Individuals who have had their colon removed and replaced with a surgically created pouch are at risk of developing pouchitis, bacterial overgrowth in the pouch. There are several studies that demonstrate that VSL#3, a cocktail of eight different probiotics, is effective at preventing the recurrence of pouchitis after initial treatment with antibiotics. In fact, this literature is the most convincing of all of the probiotic studies. Interestingly, Lactobacillus GG was found not to be helpful in treating pouchitis.

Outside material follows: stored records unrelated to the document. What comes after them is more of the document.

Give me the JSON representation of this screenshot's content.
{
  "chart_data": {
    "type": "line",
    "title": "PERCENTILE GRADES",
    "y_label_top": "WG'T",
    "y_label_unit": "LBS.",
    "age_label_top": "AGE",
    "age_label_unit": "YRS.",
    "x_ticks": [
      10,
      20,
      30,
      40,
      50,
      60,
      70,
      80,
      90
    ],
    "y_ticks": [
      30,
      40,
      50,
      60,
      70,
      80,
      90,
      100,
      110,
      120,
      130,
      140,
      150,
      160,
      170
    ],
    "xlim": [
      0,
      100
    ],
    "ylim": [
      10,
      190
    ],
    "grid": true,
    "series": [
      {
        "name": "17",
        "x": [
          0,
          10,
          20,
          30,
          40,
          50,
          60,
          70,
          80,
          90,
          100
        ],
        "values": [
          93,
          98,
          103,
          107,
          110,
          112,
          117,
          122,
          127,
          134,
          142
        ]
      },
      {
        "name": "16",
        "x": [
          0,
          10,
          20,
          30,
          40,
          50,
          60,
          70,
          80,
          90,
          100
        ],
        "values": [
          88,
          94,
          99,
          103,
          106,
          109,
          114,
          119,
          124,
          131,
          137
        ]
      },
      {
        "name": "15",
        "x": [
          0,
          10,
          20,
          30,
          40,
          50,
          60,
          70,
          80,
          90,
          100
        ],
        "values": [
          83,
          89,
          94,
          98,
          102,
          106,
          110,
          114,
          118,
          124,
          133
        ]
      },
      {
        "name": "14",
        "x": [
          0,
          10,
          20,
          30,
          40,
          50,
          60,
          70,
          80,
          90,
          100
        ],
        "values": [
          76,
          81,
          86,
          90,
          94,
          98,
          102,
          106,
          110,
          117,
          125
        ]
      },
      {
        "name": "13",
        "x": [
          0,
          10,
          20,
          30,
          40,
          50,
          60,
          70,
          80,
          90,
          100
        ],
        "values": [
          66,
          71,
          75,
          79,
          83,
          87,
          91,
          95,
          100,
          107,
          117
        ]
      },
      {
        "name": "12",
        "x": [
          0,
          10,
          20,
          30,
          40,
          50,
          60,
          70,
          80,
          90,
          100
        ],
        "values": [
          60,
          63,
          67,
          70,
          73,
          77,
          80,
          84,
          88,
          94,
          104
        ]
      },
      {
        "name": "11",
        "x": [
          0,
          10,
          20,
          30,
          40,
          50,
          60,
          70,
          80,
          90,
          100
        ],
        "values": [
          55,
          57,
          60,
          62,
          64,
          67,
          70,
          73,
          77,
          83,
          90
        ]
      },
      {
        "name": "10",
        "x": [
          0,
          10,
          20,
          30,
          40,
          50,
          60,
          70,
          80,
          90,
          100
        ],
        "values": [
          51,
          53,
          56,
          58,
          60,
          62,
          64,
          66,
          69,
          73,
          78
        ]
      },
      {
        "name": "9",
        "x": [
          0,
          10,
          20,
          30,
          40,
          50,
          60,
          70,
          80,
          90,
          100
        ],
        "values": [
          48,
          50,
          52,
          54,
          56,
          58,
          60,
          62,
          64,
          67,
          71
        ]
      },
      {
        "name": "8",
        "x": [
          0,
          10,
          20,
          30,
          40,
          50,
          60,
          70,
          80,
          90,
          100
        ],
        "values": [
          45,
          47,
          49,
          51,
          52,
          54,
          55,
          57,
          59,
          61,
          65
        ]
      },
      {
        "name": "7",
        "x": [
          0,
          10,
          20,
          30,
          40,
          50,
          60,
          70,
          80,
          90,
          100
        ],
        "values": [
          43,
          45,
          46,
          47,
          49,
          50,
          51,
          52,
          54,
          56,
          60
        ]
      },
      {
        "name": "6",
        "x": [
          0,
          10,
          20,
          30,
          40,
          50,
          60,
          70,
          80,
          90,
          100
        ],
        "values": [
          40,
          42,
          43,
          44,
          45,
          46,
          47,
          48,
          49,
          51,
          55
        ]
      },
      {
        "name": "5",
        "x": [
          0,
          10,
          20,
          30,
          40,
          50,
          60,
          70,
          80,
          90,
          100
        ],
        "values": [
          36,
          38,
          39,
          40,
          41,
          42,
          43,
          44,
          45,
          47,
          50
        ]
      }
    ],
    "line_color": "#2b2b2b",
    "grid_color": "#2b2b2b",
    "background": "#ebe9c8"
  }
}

There are also studies looking at the use of probiotics in inflammatory bowel diseases and in gastrointestinal allergies. However, these studies are very mixed in their quality and agents used, and thus I have not reviewed them in this article.
Probiotics are living bacteria that benefit an individual by helping create a GI flora that resists the growth of disease-causing organisms. Different bacteria behave in different ways, and studies with different agents are not readily compared. A probiotic beneficial against one disease may not be so for another. This field is growing rapidly and administering probiotics has become standard clinical practice in many situations.